When the call of God came to Guadalupe, she had a boyfriend, according to Spanish priest Fr. José Carlos Martinez de la Hoz who is responsible for the canonization causes of Opus Dei members in Spain.  He recounts that “One Sunday in January 1944, when she was at Mass in the Church of the Conception on Goya Street in Madrid, she became distracted and heard the voice of God inside telling her that although she had a boyfriend, He had something else prepared for her. She left Mass impacted by this and knew that was God’s call.”

This Aha! moment for the 27-year old Guadalupe was followed by a “coincidence”. Fr. Martinez de la Hoz says “On the tram going back home after Mass, she met Jesús Hernando de Pablos, a family friend, and she asked him if he knew of any priest she could talk with. He gave her Fr. Josemaría Escriva’s telephone numbers; and she started to go to him for spiritual direction.”  Guadalupe’s being led to the Opus Dei founder himself, and learning to discern from a great teacher, certainly proved that the finger of God was present in the direction of her life.  Fr. Escrivá (now a canonized Saint) taught her that Christ can be found in professional work and ordinary life.

On the Feast of St. Joseph, March 19, 1944, Guadalupe joined Opus Dei as a numerary—which means she could not marry, for she was to be completely available for the work of the prelature.  Another “coincidence”—that she committed herself to celibacy on the day honoring the Patron Saint of women looking for a God-given husband?

During her first years as an Opus Dei member, Guadalupe’s work was focused on the Christian formation of young people in Madrid and Bilbao. In time she was to be entrusted to begin the apostolic work of Opus Dei in Mexico. 

Her life took yet another challenging turn when in 1956 she settled in Rome, where she worked with Fr. Josemaría in the administration of Opus Dei. But it turned out to be a short-lived assignment.  After two years, noting a pain in her chest, she moved back to Spain for a cardiac surgery.  In Madrid she resumed teaching and began a scientific research towards her doctoral thesis. 

Born in Madrid on December 12, 1916, Guadalupe studied chemical sciences and was one of five women in her graduating class.  Her award-winning thesis was on insulating refracting materials from rice husks—hardly a topic people would think as leading a person to sanctity. She taught Chemistry in many schools and institutes.  She was also engaged in many activities that educated women and children and benefitted communities, among which was organizing a mobile clinic that went from home to home, offering services to the poor who could not afford to go to doctors’ clinics or hospitals.

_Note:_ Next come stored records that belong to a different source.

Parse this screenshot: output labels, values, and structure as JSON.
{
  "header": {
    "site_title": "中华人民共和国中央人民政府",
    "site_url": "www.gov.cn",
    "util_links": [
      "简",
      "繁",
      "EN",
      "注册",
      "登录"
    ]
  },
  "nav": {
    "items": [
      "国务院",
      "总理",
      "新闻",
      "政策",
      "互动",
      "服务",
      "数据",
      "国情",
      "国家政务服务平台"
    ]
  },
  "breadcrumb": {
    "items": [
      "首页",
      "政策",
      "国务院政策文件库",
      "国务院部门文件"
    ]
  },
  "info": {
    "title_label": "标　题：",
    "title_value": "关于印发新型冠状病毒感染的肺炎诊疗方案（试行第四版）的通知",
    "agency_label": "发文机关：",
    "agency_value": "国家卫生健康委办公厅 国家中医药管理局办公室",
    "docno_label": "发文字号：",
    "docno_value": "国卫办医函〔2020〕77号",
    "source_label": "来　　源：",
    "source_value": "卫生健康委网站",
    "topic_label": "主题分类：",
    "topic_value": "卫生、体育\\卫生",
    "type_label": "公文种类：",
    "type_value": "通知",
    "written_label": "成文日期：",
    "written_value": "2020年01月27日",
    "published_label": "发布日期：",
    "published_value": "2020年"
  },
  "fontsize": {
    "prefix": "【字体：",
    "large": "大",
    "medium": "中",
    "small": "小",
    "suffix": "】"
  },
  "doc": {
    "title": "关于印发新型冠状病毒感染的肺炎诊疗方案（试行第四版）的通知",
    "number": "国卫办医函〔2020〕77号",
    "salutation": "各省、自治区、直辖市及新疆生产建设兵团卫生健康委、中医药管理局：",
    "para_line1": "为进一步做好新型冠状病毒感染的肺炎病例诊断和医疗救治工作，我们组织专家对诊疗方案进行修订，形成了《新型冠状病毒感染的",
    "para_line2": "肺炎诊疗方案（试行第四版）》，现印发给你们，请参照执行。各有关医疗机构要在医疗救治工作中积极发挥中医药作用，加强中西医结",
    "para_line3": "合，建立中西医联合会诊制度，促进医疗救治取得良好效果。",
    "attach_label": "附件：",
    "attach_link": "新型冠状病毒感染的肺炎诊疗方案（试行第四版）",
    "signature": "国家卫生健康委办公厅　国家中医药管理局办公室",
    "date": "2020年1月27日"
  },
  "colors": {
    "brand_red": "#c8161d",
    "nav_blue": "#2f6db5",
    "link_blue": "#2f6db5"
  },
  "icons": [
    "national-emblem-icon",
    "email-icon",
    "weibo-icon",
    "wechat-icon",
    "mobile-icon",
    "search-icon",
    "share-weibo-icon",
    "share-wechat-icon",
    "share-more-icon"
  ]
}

Through her profession she helped many to approach God with joy, service and availability—qualities that endeared her to her superiors, and which served as witness to what Pope Francis would call “holiness of normality.”

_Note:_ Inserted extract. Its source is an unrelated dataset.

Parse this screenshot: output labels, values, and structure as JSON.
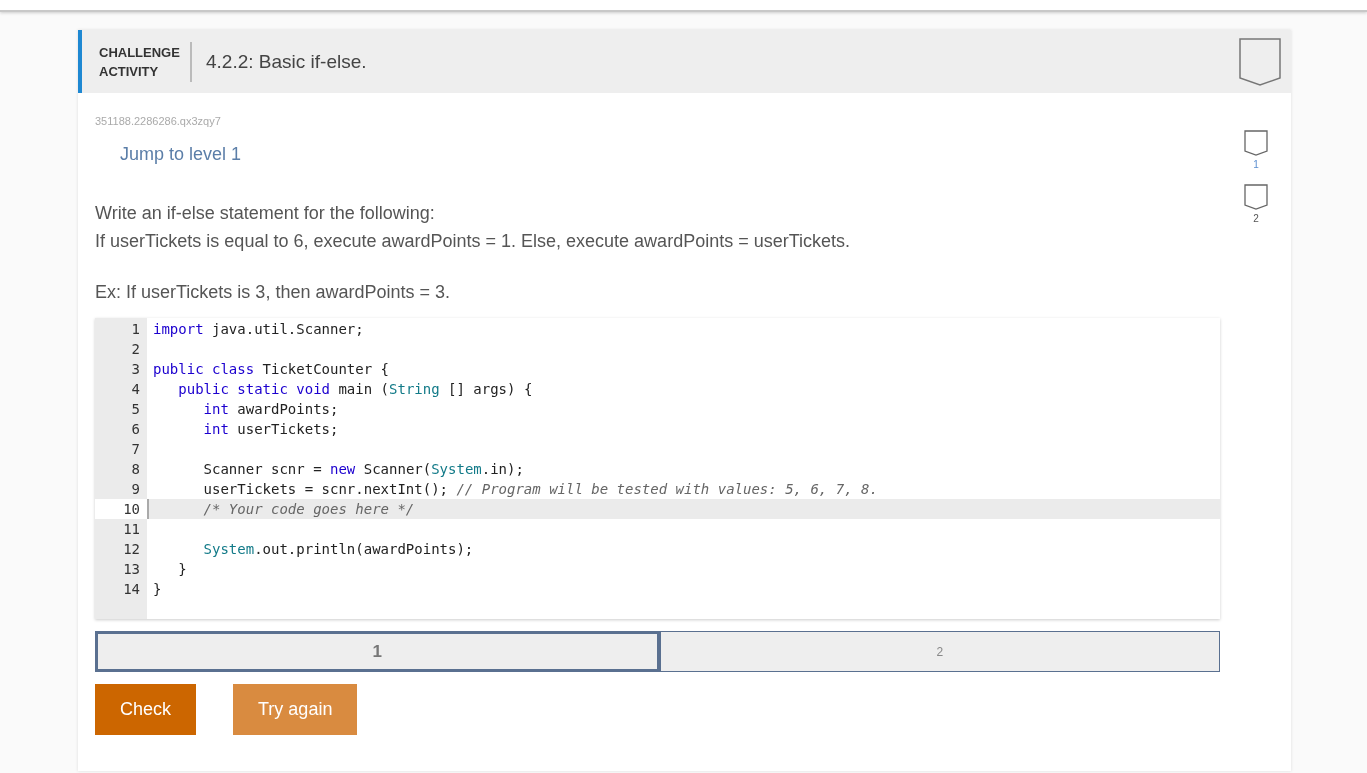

At Guadalupe’s beatification rites held in her birthplace Madrid on May 18, 2019, Pope Francis lent his presence digitally, delivered his message, and asked the audience at St. Peter’s Square in Rome to applaud Blessed Guadalupe Ortiz “who placed her many human and spiritual qualities at the service of others, helping in a particular way other women and families in need of education and development… not with a proselytizing attitude but simply through her prayer and witness.”

Pope Francis went on to “encourage all the faithful of the Prelature, and all who take part in their apostolates, always to aspire to this holiness of ‘normality’, which burns within our hearts with the fire of Christ’s love, and which the world and the Church are so in need of today.”

At the age of 59, Guadalupe died of heart disease in Pamplona, Spain on July 16, 1975, the feast of Our Lady of Mount Carmel.  Another “coincidence”?  Our Lady of Mt. Carmel is the patron of another great woman, Saint Teresa of Avila, who taught that sanctity may also be attained when one works lovingly in the kitchen, as “God also walks among the pots and pans.” It may sound silly or superstitious to some, but those whose lives have been touched by such “coincidences” may disagree, such as Blessed Guadalupe Ortiz who (unwittingly echoing her compatriot St. Teresa of Avila) showed us that “sanctity can be found amidst chemistry books and classrooms.”

And for millennials, however self-sufficient they may think they are, there’s no telling where or when God may surprise them with His call.  Maybe while they’re enjoying a pizza, or browsing the internet—who knows?  Ours is a God of surprises.  And that’s the truth.